Third Bundle: Return Political Power and National
Wealth to the Working People:
* The complete and uncompensated repossession by the
working people of all national resources stolen by the ruling class and their
foreign masters through the fraudulent privatisation of public resources since
1986.
* The complete and uncompensated seizure by the
working people of all private wealth accumulated by public officials (as
defined above) during and after their tenure of service whose value exceeds
their total lawful and demonstrable income during and after that tenure.

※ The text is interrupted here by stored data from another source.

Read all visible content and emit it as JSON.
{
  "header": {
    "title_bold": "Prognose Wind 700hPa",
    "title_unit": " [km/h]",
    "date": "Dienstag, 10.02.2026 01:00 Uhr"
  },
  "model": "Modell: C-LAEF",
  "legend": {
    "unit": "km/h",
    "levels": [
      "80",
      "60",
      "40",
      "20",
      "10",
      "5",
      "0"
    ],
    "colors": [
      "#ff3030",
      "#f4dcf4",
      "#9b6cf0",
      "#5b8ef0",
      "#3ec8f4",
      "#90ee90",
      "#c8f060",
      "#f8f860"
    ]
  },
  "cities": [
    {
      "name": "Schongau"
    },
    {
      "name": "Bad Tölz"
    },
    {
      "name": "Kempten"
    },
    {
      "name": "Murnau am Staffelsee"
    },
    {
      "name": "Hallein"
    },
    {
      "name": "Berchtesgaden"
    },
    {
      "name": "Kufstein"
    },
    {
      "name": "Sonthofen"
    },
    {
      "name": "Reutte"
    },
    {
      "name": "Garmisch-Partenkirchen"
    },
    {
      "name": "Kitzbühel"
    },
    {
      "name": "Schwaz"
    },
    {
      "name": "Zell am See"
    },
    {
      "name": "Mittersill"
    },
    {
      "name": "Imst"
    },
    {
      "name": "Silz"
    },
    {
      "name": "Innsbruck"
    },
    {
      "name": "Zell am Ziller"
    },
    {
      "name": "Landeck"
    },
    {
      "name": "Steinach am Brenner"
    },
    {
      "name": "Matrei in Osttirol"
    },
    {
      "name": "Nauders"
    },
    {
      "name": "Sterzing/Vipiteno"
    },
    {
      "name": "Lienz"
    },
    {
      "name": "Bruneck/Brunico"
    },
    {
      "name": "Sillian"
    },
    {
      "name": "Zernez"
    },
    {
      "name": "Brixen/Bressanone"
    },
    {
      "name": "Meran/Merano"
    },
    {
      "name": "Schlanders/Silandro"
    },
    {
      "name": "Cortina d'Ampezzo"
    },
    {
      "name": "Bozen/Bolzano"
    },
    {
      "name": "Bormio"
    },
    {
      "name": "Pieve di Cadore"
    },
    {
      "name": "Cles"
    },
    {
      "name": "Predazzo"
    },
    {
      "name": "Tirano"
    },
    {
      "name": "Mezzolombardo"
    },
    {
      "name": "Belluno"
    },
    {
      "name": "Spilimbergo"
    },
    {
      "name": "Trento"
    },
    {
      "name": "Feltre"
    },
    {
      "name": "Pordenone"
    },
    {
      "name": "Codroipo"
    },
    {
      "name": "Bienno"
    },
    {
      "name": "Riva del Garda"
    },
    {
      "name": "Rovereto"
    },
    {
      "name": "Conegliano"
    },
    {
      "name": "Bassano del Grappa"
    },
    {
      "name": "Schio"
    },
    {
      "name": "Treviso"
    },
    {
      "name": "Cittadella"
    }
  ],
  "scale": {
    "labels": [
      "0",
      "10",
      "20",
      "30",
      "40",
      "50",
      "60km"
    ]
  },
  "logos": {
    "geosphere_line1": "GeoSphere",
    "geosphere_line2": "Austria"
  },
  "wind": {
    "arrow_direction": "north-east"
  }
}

* The complete socialisation of all land in the
country and declaration of access to land as a basic right, by this means to
break the monopoly of the ruling class on ownership and access to land in the
country and thus make land available to the poor who live by farming and those
who need to build their own houses.
* To break the stranglehold of the ruling class on
political power by banning from politics all who have stolen the people’s money
and property since 1960 and those who have been in elective or appointive
political office for more at any time before and since 1999, ending the
influence of money and god-fathers in politics, imposing term-limits for
national and state lawmakers, completely liberating local governments from
state government control, returning power from the national and state levels to
governing councils controlled by citizens at the town, city, and village
levels, etc.
* To reduce the cost of governance by abolishing the
Senate, thus establishing a uni-cameral legislature with only the House of
Representatives; and by abolishing constituency projects to end the theft of
public money through such projects.
* Abolishing the death penalty except for the
embezzling or privatisation of the public wealth.
* Producing a new constitution for Nigeria by a
democratic and people-led process involving open discussion, debate, and
determination of proposals and suggestions by the working people in towns and
villages, in factories, on farms, in the Diaspora, on school campuses, in
neighbourhoods, market places, workplaces, mass media, social media, etc.